For almost all of our history, Americans have been an optimistic and
lucky people. It's not that we have been spared every kind of hardship
and loss. Such things are part of life. Every life. But in comparative
terms, we have escaped many of the crushing disasters routinely
experienced by other peoples around the world. We began our national
life with a revolution that secured liberty from monarchic rule and
personal freedoms unprecedented in history. We take it so much for
granted that we no longer require our children to learn the astonishing
story in any detail. Astonishing? Yes. Our revolution could have
unfolded like that of the French, which spiralled into wholesale
murder, totalitarian fanaticism, and thence to the comparative relief
of a military dictatorship that slaughtered an entire generation of men
on the battlefield. The record on revolutions isn't good. The Russian
version killed somewhere between 30 and 50 million during its
three-quarter century of unintended consequences. The Chinese version
is still racking up casualties after more than half a century of murder
and oppression. Yet we procured our liberty and freedom with fewer than
10,000 battle deaths and began to chart a course from our European
roots that leveraged their legacy of capitalism and reason while
somehow escaping the Old World's experience of near-constant war and
arrogant imperialism.
It's true we ran the gauntlet of a civil war that produced appalling
casualties, but we avoided the even costlier catastrophe of national
dissolution, which could have turned our many diverse states into the
mirror image of, well, Europe, where a far more savage piper was
waiting to be paid for the sin of bitter prejudices and rivalries based
on minor ethnic differences. In World War I, England, France, Germany
and Russia lost a full generation of young men, more than 3 million
dead each. And still, they didn't learn the lesson. Less than 20 years
later, they were at it again. The peace that followed was not a
European but an American peace, based on our traditions of democratic
government, individual liberty, and capitalist competition as a
substitute for warfare. And because the Europeans had lost much of
their courage and will, it was America which took the responsibility
for protecting the nations of the west from the new imperialist
delinquent on the block during their second childhood schooling in
civilization. Though we were twice ensnared in these European wars we
didn't start, we somehow contrived to win them without incurring
anywhere near their casualties.
Along the way, we also survived the worldwide depression caused by
World War I and resulting in World War II. Afterwards our economy was
fairly bursting with prosperity while Europe's had to be rebuilt from
scratch. Their subsequent return to affluence was heavily subsidized by
the vastly expensive shield of the American military, paid for by
Americans who were still growing richer faster than the peoples who
ungratefully depended on our protection.
Of course, not all pain and loss is caused by war. Frequently
overlooked in the many comparisons between the old world and the new is
the simple fact that in America the land itself is much more violent
than it is in Europe. We suffer more of almost every kind of natural
disaster -- earthquake, hurricane, tornado, flood, wildfire and forest
fire -- as well as more extreme heat and cold. It may seem odd that
disasters here commonly result in remarkably few casualties, and odder
that this record runs parallel to our history of minimal battlefield
casualties. But perhaps it is time to rediscover something about
America that has been forgotten by many who consider themselves the
country's smartest people. The United States may have been sired by
Europe but it was born on the frontier, out of a land that offered huge
bounty and exacted huge prices in human work, sacrifice, and resolve.

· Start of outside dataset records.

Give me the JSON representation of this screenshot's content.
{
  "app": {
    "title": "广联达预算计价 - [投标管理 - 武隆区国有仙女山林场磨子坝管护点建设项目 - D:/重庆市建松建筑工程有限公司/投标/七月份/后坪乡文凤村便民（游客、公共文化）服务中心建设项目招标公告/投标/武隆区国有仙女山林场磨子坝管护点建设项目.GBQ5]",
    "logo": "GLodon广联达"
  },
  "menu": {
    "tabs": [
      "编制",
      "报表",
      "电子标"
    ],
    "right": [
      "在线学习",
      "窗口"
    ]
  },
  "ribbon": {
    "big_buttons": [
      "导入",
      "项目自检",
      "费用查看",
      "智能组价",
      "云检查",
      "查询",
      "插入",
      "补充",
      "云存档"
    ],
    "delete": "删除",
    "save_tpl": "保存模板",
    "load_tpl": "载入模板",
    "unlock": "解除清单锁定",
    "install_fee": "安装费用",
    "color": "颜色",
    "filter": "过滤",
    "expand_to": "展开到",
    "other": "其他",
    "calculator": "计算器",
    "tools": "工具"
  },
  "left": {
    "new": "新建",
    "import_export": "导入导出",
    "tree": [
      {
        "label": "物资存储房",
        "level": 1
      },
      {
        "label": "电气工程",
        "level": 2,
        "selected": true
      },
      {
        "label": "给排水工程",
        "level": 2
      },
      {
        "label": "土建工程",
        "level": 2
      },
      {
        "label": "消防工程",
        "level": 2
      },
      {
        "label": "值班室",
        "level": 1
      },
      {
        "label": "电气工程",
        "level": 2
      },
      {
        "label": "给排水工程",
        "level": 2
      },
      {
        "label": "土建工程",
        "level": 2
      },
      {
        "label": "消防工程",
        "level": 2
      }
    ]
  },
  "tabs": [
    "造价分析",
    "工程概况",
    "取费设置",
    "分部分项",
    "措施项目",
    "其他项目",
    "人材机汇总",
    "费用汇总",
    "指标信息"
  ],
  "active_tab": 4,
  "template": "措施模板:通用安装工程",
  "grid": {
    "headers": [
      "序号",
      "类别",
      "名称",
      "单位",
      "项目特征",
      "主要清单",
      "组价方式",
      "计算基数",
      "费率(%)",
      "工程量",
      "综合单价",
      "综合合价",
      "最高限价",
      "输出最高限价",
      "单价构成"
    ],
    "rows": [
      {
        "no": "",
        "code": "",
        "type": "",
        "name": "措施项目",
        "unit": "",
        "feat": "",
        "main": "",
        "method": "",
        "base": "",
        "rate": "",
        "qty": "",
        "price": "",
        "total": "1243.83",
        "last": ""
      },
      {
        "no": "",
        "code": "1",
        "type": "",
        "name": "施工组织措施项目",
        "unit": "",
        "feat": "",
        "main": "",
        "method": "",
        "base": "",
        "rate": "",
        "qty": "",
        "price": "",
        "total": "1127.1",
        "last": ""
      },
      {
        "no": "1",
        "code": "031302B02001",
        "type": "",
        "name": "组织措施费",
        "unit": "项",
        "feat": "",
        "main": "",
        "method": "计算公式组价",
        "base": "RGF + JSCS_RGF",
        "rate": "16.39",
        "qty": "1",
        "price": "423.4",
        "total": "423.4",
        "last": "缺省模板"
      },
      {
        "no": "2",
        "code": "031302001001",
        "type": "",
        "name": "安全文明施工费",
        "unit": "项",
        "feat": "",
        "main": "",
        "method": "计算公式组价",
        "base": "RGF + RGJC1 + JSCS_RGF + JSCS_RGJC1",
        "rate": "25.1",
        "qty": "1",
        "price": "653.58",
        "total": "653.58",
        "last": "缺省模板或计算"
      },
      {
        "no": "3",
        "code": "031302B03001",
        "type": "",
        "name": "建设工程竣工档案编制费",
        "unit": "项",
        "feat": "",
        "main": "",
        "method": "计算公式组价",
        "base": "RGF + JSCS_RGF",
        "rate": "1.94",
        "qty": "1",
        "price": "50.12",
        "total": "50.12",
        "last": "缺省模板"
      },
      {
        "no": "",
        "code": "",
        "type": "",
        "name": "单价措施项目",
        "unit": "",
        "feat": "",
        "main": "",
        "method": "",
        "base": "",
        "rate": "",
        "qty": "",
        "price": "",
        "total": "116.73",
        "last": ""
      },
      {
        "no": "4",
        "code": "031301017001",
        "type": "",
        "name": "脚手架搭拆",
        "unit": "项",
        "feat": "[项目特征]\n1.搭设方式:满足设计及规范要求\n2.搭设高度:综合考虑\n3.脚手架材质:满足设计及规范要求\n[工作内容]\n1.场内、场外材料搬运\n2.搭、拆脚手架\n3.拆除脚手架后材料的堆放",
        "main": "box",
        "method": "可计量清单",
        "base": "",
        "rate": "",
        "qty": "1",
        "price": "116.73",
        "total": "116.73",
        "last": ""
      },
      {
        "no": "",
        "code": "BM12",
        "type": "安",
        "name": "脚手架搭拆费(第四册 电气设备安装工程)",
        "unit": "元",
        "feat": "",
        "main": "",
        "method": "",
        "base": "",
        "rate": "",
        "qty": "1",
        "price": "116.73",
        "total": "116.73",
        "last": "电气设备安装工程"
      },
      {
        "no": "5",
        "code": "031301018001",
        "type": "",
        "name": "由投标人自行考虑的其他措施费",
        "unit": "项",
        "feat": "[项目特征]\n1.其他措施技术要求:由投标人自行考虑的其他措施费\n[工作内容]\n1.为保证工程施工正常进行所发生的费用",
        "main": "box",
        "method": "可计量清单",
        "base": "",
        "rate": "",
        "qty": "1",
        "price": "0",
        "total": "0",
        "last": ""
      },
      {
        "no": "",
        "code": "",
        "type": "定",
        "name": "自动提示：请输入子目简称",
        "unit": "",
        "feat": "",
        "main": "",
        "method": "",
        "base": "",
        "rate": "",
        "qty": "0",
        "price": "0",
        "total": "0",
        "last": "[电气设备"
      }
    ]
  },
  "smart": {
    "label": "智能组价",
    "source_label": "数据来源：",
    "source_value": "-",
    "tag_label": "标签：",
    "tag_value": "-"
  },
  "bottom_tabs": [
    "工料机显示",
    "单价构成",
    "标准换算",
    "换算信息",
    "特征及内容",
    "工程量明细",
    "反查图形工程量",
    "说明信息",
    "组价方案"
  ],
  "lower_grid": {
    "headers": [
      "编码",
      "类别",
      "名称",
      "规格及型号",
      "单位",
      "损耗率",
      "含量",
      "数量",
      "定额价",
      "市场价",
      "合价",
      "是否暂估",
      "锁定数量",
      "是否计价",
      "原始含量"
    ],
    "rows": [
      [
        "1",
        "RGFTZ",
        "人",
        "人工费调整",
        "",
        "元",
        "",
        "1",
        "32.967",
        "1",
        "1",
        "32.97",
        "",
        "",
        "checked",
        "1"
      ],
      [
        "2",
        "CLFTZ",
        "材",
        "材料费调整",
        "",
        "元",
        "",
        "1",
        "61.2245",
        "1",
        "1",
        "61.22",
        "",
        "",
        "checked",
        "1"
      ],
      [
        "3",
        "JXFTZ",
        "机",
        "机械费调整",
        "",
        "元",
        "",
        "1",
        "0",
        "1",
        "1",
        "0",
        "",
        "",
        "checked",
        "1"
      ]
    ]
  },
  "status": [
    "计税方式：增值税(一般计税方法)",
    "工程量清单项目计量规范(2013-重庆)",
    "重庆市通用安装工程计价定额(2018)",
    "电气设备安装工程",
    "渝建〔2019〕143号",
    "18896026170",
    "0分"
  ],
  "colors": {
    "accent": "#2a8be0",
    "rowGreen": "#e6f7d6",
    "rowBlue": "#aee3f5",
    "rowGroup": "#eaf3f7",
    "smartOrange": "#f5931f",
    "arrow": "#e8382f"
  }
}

The trees were taller, the mines richer, and the farmland more fertile,
but the storms were stronger, the winters colder, the summers hotter,
the landscapes more variable and volatile. The land was more important
in the lives of most people than the government. It was the land which
required faith in a god of mercy and justice, and it was God and faith
that produced a people who came to the aid of their neighbors as
individuals when the terrible things happened. All who could survive
the hardships of life in this vast undeveloped land could
become Americans, whether they
arrived as Swedes or Dutch or Swiss or Irish or Frenchmen or
Englishmen. They were unified by their desire to go their own way with
as little interference as possible, and they also knew that such a
desire could only be achieved by those who were ready to lend a hand to
the other self-reliant fellow when the burden became suddenly too great.
All of this bespeaks a people of action rather than words. Not
surprisingly, the Americans remade the language they brought here,
gradually replacing its politesse and rhetorical grandeur with the
simpler, plainer but more colorful tongue finally cemented into
literature by Mark Twain. The icon of the strong, silent American male
became a cliche because it was so often true. Too much talk was
suspect; it was frivolous, womanish, possibly European. The most
celebrated speech in American history was one of the shortest great
speeches in the history of the world, the Gettysburg address. It was so
eloquent because it connected directly to the taproot of our common
experience of God, liberty, land, and sacrifice. It didn't have to
soar. It could rather be still, like a man standing in thought.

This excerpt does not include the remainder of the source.